Rosemary Stuffed Leg of Pork
Prep Time: 3 Hours
Yields: 6-8 Servings


The fresh pork ham has been a tradition on the New Year's Day table for generations in Louisiana. Normally, the ham is stuffed with fresh seasonings and spices prior to roasting. Various fruits and glazes may be added during baking to enhance this delicious holiday centerpiece.

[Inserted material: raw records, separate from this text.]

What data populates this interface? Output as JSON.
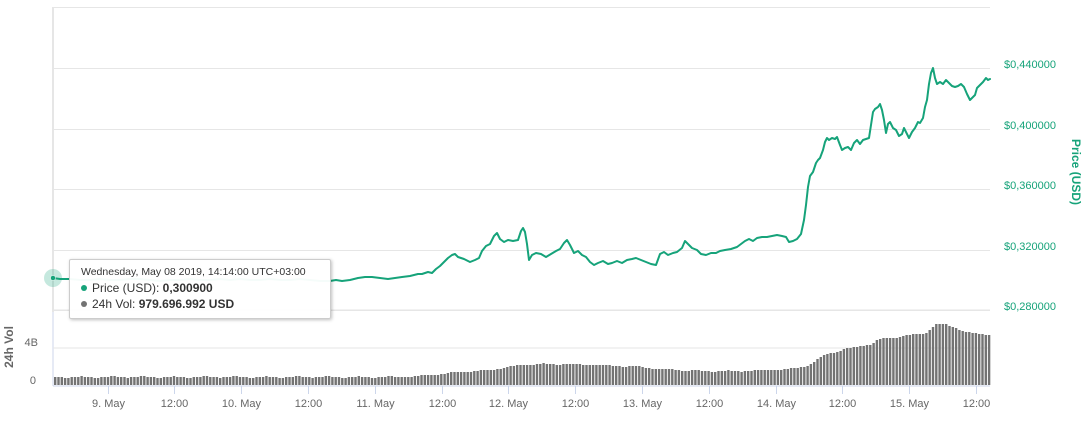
{
  "chart_data": {
    "type": "line",
    "title": "",
    "colors": {
      "price": "#16a37a",
      "volume": "#737373",
      "grid": "#e6e6e6",
      "tick": "#ccd6eb"
    },
    "x_axis": {
      "labels": [
        "9. May",
        "12:00",
        "10. May",
        "12:00",
        "11. May",
        "12:00",
        "12. May",
        "12:00",
        "13. May",
        "12:00",
        "14. May",
        "12:00",
        "15. May",
        "12:00"
      ],
      "range": [
        "2019-05-08 ~13:00",
        "2019-05-15 ~18:00"
      ]
    },
    "price_axis": {
      "title": "Price (USD)",
      "position": "right",
      "tick_labels": [
        "$0,280000",
        "$0,320000",
        "$0,360000",
        "$0,400000",
        "$0,440000"
      ],
      "ticks": [
        0.28,
        0.32,
        0.36,
        0.4,
        0.44
      ],
      "ylim": [
        0.28,
        0.48
      ],
      "grid": true
    },
    "volume_axis": {
      "title": "24h Vol",
      "position": "left",
      "tick_labels": [
        "0",
        "4B"
      ],
      "ticks": [
        0,
        4000000000
      ],
      "ylim": [
        0,
        8000000000
      ]
    },
    "series": [
      {
        "name": "Price (USD)",
        "type": "line",
        "x": [
          "05-08 13:00",
          "05-08 18:00",
          "05-09 00:00",
          "05-09 12:00",
          "05-10 00:00",
          "05-10 12:00",
          "05-11 00:00",
          "05-11 06:00",
          "05-11 12:00",
          "05-11 16:00",
          "05-11 20:00",
          "05-12 00:00",
          "05-12 02:00",
          "05-12 04:00",
          "05-12 06:00",
          "05-12 12:00",
          "05-12 18:00",
          "05-13 00:00",
          "05-13 06:00",
          "05-13 12:00",
          "05-13 18:00",
          "05-14 00:00",
          "05-14 06:00",
          "05-14 12:00",
          "05-14 14:00",
          "05-14 18:00",
          "05-15 00:00",
          "05-15 06:00",
          "05-15 08:00",
          "05-15 12:00",
          "05-15 18:00"
        ],
        "values": [
          0.3009,
          0.2995,
          0.2995,
          0.2985,
          0.299,
          0.2995,
          0.302,
          0.307,
          0.318,
          0.32,
          0.325,
          0.325,
          0.333,
          0.31,
          0.315,
          0.31,
          0.307,
          0.308,
          0.314,
          0.315,
          0.322,
          0.326,
          0.326,
          0.359,
          0.39,
          0.385,
          0.413,
          0.39,
          0.396,
          0.443,
          0.434
        ]
      },
      {
        "name": "24h Vol",
        "type": "column",
        "x": [
          "05-08",
          "05-09",
          "05-10",
          "05-11 00:00",
          "05-11 12:00",
          "05-12 00:00",
          "05-12 12:00",
          "05-13 00:00",
          "05-13 12:00",
          "05-14 00:00",
          "05-14 06:00",
          "05-14 12:00",
          "05-14 18:00",
          "05-15 00:00",
          "05-15 06:00",
          "05-15 12:00",
          "05-15 18:00"
        ],
        "values": [
          980000000.0,
          980000000.0,
          980000000.0,
          1000000000.0,
          1400000000.0,
          2300000000.0,
          2300000000.0,
          2000000000.0,
          1700000000.0,
          1600000000.0,
          2300000000.0,
          3500000000.0,
          4100000000.0,
          5100000000.0,
          5700000000.0,
          6600000000.0,
          5400000000.0
        ]
      }
    ],
    "tooltip": {
      "date": "Wednesday, May 08 2019, 14:14:00 UTC+03:00",
      "price_label": "Price (USD): ",
      "price_value": "0,300900",
      "vol_label": "24h Vol: ",
      "vol_value": "979.696.992 USD"
    }
  }
}
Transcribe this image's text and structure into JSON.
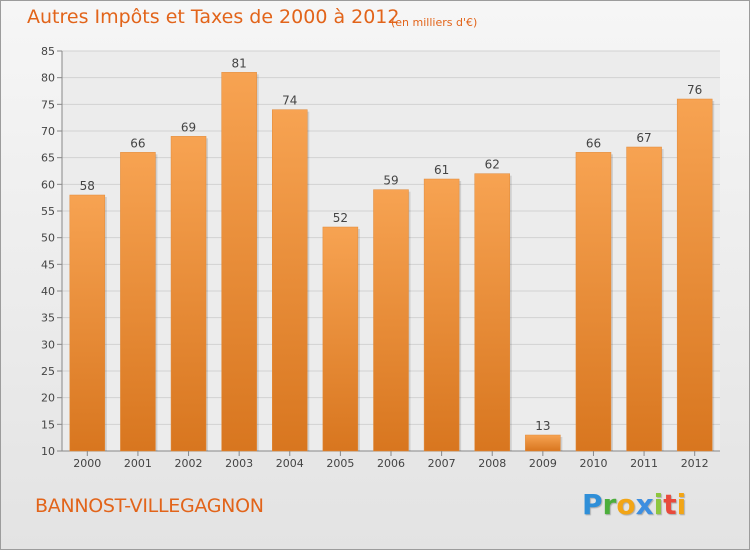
{
  "header": {
    "title": "Autres Impôts et Taxes de 2000 à 2012",
    "unit": "(en milliers d'€)"
  },
  "footer": {
    "commune": "BANNOST-VILLEGAGNON",
    "logo_letters": [
      "P",
      "r",
      "o",
      "x",
      "i",
      "t",
      "i"
    ],
    "logo_colors": [
      "#2f8fd8",
      "#4cae3c",
      "#f2a516",
      "#3d8ee0",
      "#8dc63f",
      "#e84a3c",
      "#f2a516"
    ]
  },
  "chart_data": {
    "type": "bar",
    "categories": [
      "2000",
      "2001",
      "2002",
      "2003",
      "2004",
      "2005",
      "2006",
      "2007",
      "2008",
      "2009",
      "2010",
      "2011",
      "2012"
    ],
    "values": [
      58,
      66,
      69,
      81,
      74,
      52,
      59,
      61,
      62,
      13,
      66,
      67,
      76
    ],
    "data_labels": [
      "58",
      "66",
      "69",
      "81",
      "74",
      "52",
      "59",
      "61",
      "62",
      "13",
      "66",
      "67",
      "76"
    ],
    "ylim": [
      10,
      85
    ],
    "yticks": [
      10,
      15,
      20,
      25,
      30,
      35,
      40,
      45,
      50,
      55,
      60,
      65,
      70,
      75,
      80,
      85
    ],
    "grid": true,
    "bar_color_top": "#f7a352",
    "bar_color_bottom": "#d8761f",
    "grid_color": "#d2d2d2"
  }
}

1 (5-7 pound) fresh pork ham
1/2 cup chopped rosemary
1/4 cup chopped thyme
1/4 cup chopped basil
1/4 cup chopped sage
1/2 cup chopped green onions
1/2 cup chopped parsley
1/2 cup minced garlic
1/2 cup melted butter
3 apples, quartered
1 large onion, quartered
10 garlic cloves
salt and cracked black pepper to taste
Louisiana hot sauce to taste

Preheat oven to 375ºF. Have your butcher remove the heavy skin covering the outer portion of the leg. You may wish to remove the lower portion of the shank to ensure that the roast will fit in a home-style oven. Using a sharp paring knife, cut approximately 15-20 (1-inch) slits throughout the roast. In a small mixing bowl, combine rosemary, thyme, basil, sage, green onions, parsley and garlic. Season the mixture generously with salt and pepper. Blend all ingredients well and stuff a generous portion of the seasoning mixture into each slit. Place the roast in a large baking pan and drizzle with melted butter. Coat the roast with remaining seasoning mixture. Surround with apples, onions and garlic. Sprinkle the entire roast with additional salt, pepper and hot sauce. Cover with foil and bake approximately 2½ hours, until internal temperature reaches 145ºF. Remove cover and allow roast to brown until internal temperature reaches 165-170ºF. Allow to sit 30 minutes prior to slicing.